I began to beat the glass hoping to crack it again, but I was too close to do any serious damage. As my faced touched the glass, my doppelganger’s hand shot through and wrapped around my throat. Before I knew it, I was suddenly falling through a viscous barrier, tumbling over and over. I hit the ground hard enough to make my head spin. I could feel a stinging breeze on my face and the dirt below me stank of ozone. All around me lay destruction. The remnants of a civilization long annihilated. A wasteland of humanity. I sat up and looked back at the mirror. The me that was not me lay on the floor in the small dark room where I had been. We stood up together on equally shaky legs, each trying to get the feel of our respective worlds. But when I ran to the mirror, she did not. She reached down to pick up the cell phone I had dropped and turned it off. I beat on the glass with all my might screaming at the top of my lungs at the girl who was me but not. I could see stars cracking in the surface of the mirror on my side. Blood oozed from a dozen wounds and splinters from the mirror surface drove deeper into my hands as I fought. Me who was not me, only stared back, examining me as one would examine a fly on a window. She watched as I tired and began to cry. I pleaded with her to let me out of the mirror, but she only smiled and waited for the bell to chime. Putting the cell phone into her pocket she turned and walked toward the door. I watched the lights go up and I screamed for help as loud as I could hoping someone outside the room could hear me. She smiled as she closed the door.

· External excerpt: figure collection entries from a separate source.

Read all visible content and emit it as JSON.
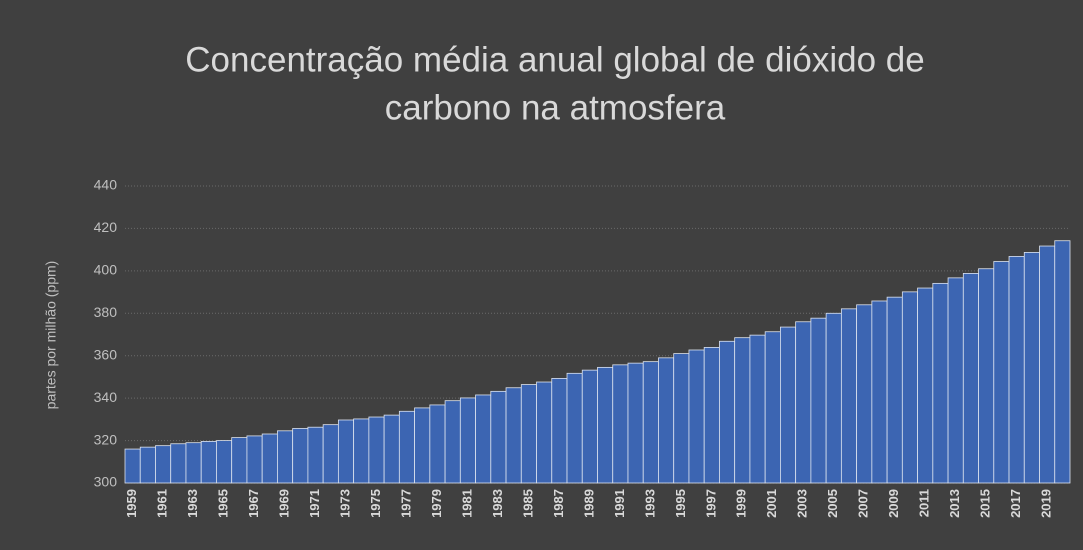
{
  "chart_data": {
    "type": "bar",
    "title": [
      "Concentração média anual global de dióxido de",
      "carbono na atmosfera"
    ],
    "y_label": "partes por milhão (ppm)",
    "categories": [
      "1959",
      null,
      "1961",
      null,
      "1963",
      null,
      "1965",
      null,
      "1967",
      null,
      "1969",
      null,
      "1971",
      null,
      "1973",
      null,
      "1975",
      null,
      "1977",
      null,
      "1979",
      null,
      "1981",
      null,
      "1983",
      null,
      "1985",
      null,
      "1987",
      null,
      "1989",
      null,
      "1991",
      null,
      "1993",
      null,
      "1995",
      null,
      "1997",
      null,
      "1999",
      null,
      "2001",
      null,
      "2003",
      null,
      "2005",
      null,
      "2007",
      null,
      "2009",
      null,
      "2011",
      null,
      "2013",
      null,
      "2015",
      null,
      "2017",
      null,
      "2019",
      null
    ],
    "values": [
      316.0,
      316.9,
      317.6,
      318.5,
      319.0,
      319.6,
      320.0,
      321.4,
      322.2,
      323.1,
      324.6,
      325.7,
      326.3,
      327.5,
      329.7,
      330.2,
      331.1,
      332.0,
      333.8,
      335.4,
      336.8,
      338.8,
      340.1,
      341.5,
      343.2,
      344.9,
      346.4,
      347.6,
      349.3,
      351.7,
      353.2,
      354.5,
      355.7,
      356.5,
      357.2,
      359.0,
      361.0,
      362.7,
      363.9,
      366.8,
      368.5,
      369.7,
      371.3,
      373.5,
      376.0,
      377.7,
      380.0,
      382.1,
      384.0,
      385.8,
      387.6,
      390.1,
      391.9,
      394.1,
      396.7,
      398.8,
      401.0,
      404.4,
      406.8,
      408.7,
      411.7,
      414.2
    ],
    "color": "#3c65b2",
    "ylim": [
      300,
      440
    ],
    "yticks": [
      300,
      320,
      340,
      360,
      380,
      400,
      420,
      440
    ],
    "grid": true
  }
}
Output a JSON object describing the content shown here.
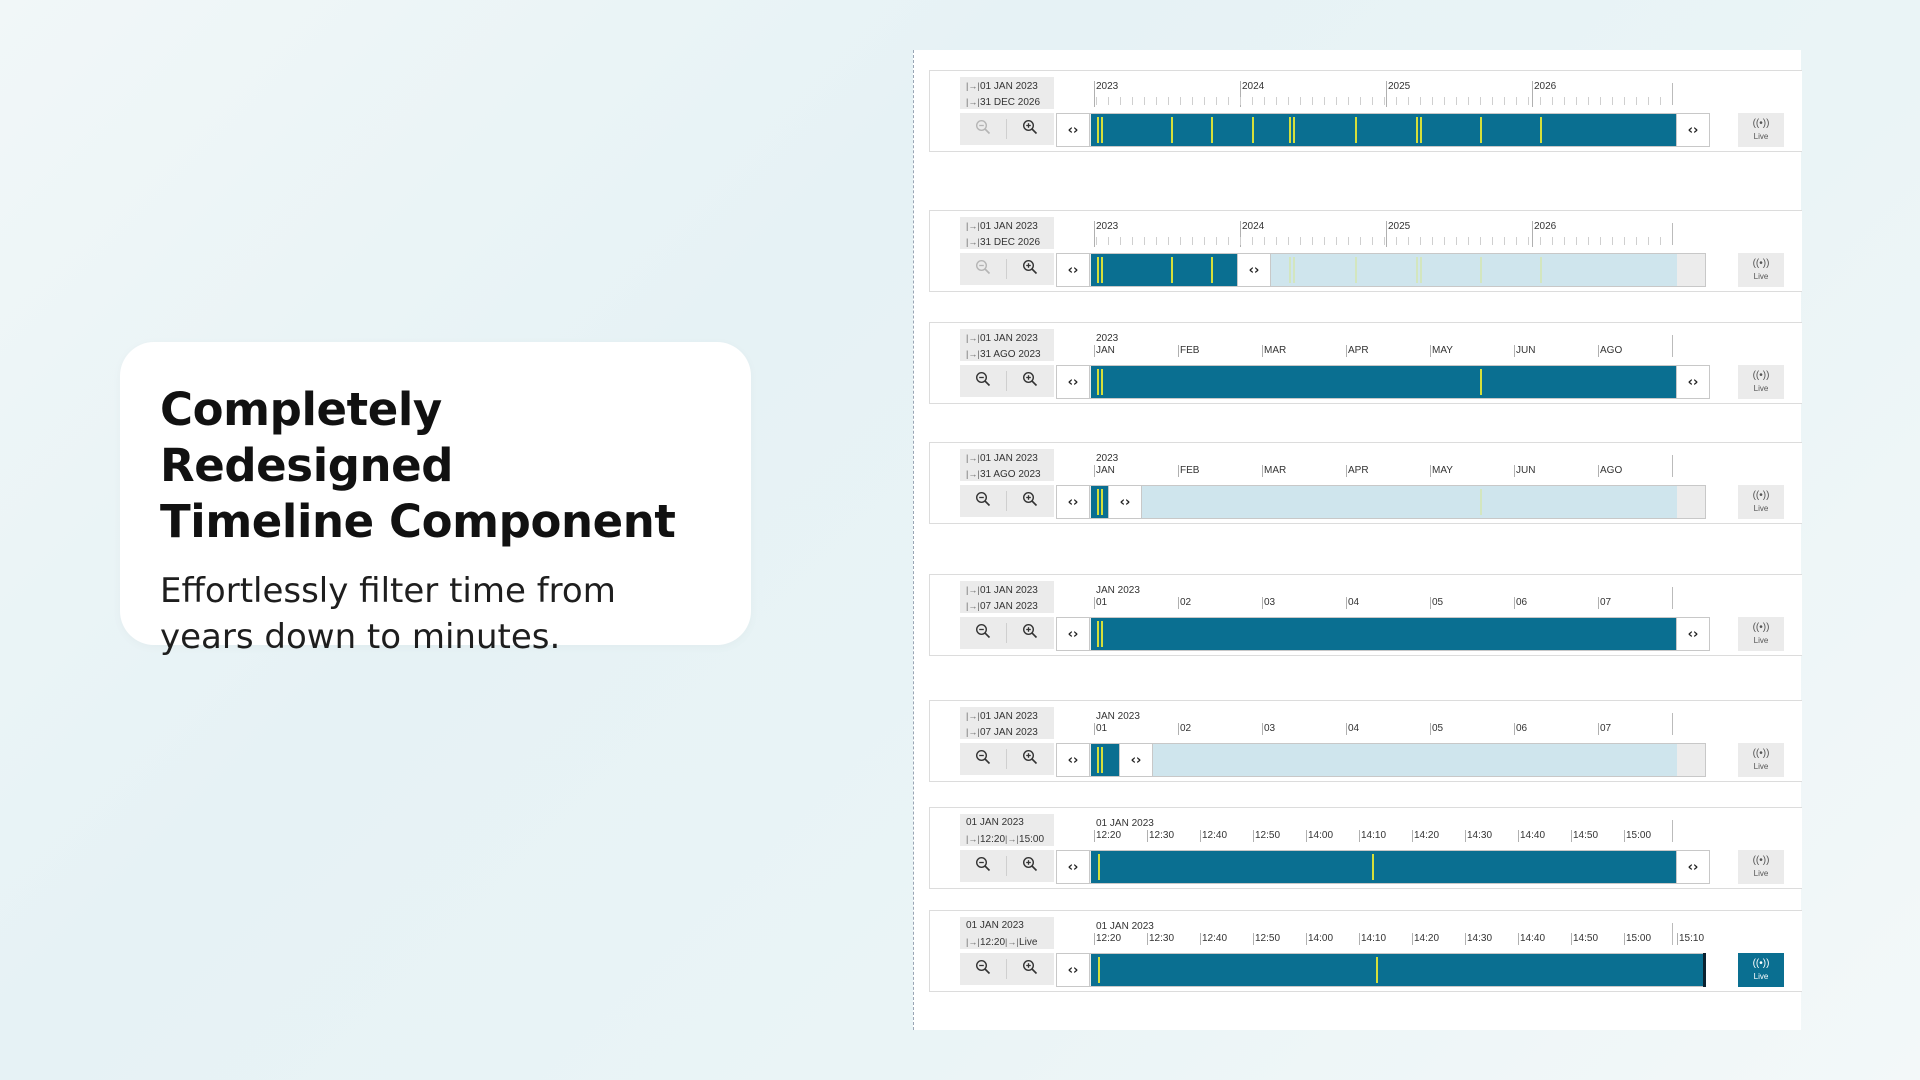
{
  "hero": {
    "title_line1": "Completely Redesigned",
    "title_line2": "Timeline Component",
    "subtitle": "Effortlessly filter time from years down to minutes."
  },
  "colors": {
    "accent": "#0a6f91",
    "event_marker": "#d5df3a",
    "selection_ghost": "#cfe5ed"
  },
  "icons": {
    "range_start": "range-start-icon",
    "range_end": "range-end-icon",
    "zoom_out": "zoom-out-icon",
    "zoom_in": "zoom-in-icon",
    "live": "live-broadcast-icon",
    "handle": "drag-handle-icon"
  },
  "live_label": "Live",
  "handle_glyph": "‹›",
  "timelines": [
    {
      "start": "01 JAN 2023",
      "end": "31 DEC 2026",
      "header": "",
      "ticks": [
        "2023",
        "2024",
        "2025",
        "2026"
      ],
      "selection_end": 1.0,
      "live_on": false,
      "zoom_out_enabled": false,
      "markers": [
        0.01,
        0.017,
        0.136,
        0.205,
        0.274,
        0.338,
        0.345,
        0.45,
        0.555,
        0.562,
        0.663,
        0.767
      ]
    },
    {
      "start": "01 JAN 2023",
      "end": "31 DEC 2026",
      "header": "",
      "ticks": [
        "2023",
        "2024",
        "2025",
        "2026"
      ],
      "selection_end": 0.25,
      "live_on": false,
      "zoom_out_enabled": false,
      "markers": [
        0.01,
        0.017,
        0.136,
        0.205,
        0.274,
        0.338,
        0.345,
        0.45,
        0.555,
        0.562,
        0.663,
        0.767
      ]
    },
    {
      "start": "01 JAN 2023",
      "end": "31 AGO 2023",
      "header": "2023",
      "ticks": [
        "JAN",
        "FEB",
        "MAR",
        "APR",
        "MAY",
        "JUN",
        "AGO"
      ],
      "selection_end": 1.0,
      "live_on": false,
      "zoom_out_enabled": true,
      "markers": [
        0.01,
        0.017,
        0.664
      ]
    },
    {
      "start": "01 JAN 2023",
      "end": "31 AGO 2023",
      "header": "2023",
      "ticks": [
        "JAN",
        "FEB",
        "MAR",
        "APR",
        "MAY",
        "JUN",
        "AGO"
      ],
      "selection_end": 0.03,
      "live_on": false,
      "zoom_out_enabled": true,
      "markers": [
        0.01,
        0.017,
        0.664
      ]
    },
    {
      "start": "01 JAN 2023",
      "end": "07 JAN 2023",
      "header": "JAN 2023",
      "ticks": [
        "01",
        "02",
        "03",
        "04",
        "05",
        "06",
        "07"
      ],
      "selection_end": 1.0,
      "live_on": false,
      "zoom_out_enabled": true,
      "markers": [
        0.01,
        0.017
      ]
    },
    {
      "start": "01 JAN 2023",
      "end": "07 JAN 2023",
      "header": "JAN 2023",
      "ticks": [
        "01",
        "02",
        "03",
        "04",
        "05",
        "06",
        "07"
      ],
      "selection_end": 0.05,
      "live_on": false,
      "zoom_out_enabled": true,
      "markers": [
        0.01,
        0.017
      ]
    },
    {
      "date": "01 JAN 2023",
      "start_time": "12:20",
      "end_time": "15:00",
      "header": "01 JAN 2023",
      "ticks": [
        "12:20",
        "12:30",
        "12:40",
        "12:50",
        "14:00",
        "14:10",
        "14:20",
        "14:30",
        "14:40",
        "14:50",
        "15:00"
      ],
      "selection_end": 1.0,
      "live_on": false,
      "zoom_out_enabled": true,
      "markers": [
        0.012,
        0.48
      ]
    },
    {
      "date": "01 JAN 2023",
      "start_time": "12:20",
      "end_time": "Live",
      "header": "01 JAN 2023",
      "ticks": [
        "12:20",
        "12:30",
        "12:40",
        "12:50",
        "14:00",
        "14:10",
        "14:20",
        "14:30",
        "14:40",
        "14:50",
        "15:00",
        "15:10"
      ],
      "selection_end": 1.0,
      "live_on": true,
      "zoom_out_enabled": true,
      "markers": [
        0.012,
        0.486
      ]
    }
  ]
}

I don’t know how long I’ve been here in this dark and desolate universe. There is no sense of time here. I keep count by watching the Pilgrims; those born in this place, called to a better world by the mirror’s siren song. Several arrive each day but only a few manage the crossing through the mirror. Those whose desperation outweighs the hubris of their counterparts. There are also others here like me. those who dared to peer into the depths of the mirror and face their reflection. More arrive every day. I see them wandering in the wasteland, lost and confused. They are themselves. Not less than they were, not yet anyway. They hide in the shadows and wait as I do, hoping that one day the one who is not them will return and stare into Kusama’s Mirror once more. Waiting for the day when their reflection will appear.

I think of those people who visited the gallery day in and day out paying handsomely for a glimpse into the mirror. Were they reflections of the one who entered or just the ones lucky enough to escape? Will they always be less than? I hide in the shadows as the wind blows around me, while the me who is not me walks in the sunshine of my world. Will anyone notice that she doesn’t belong? That she is somehow less than me?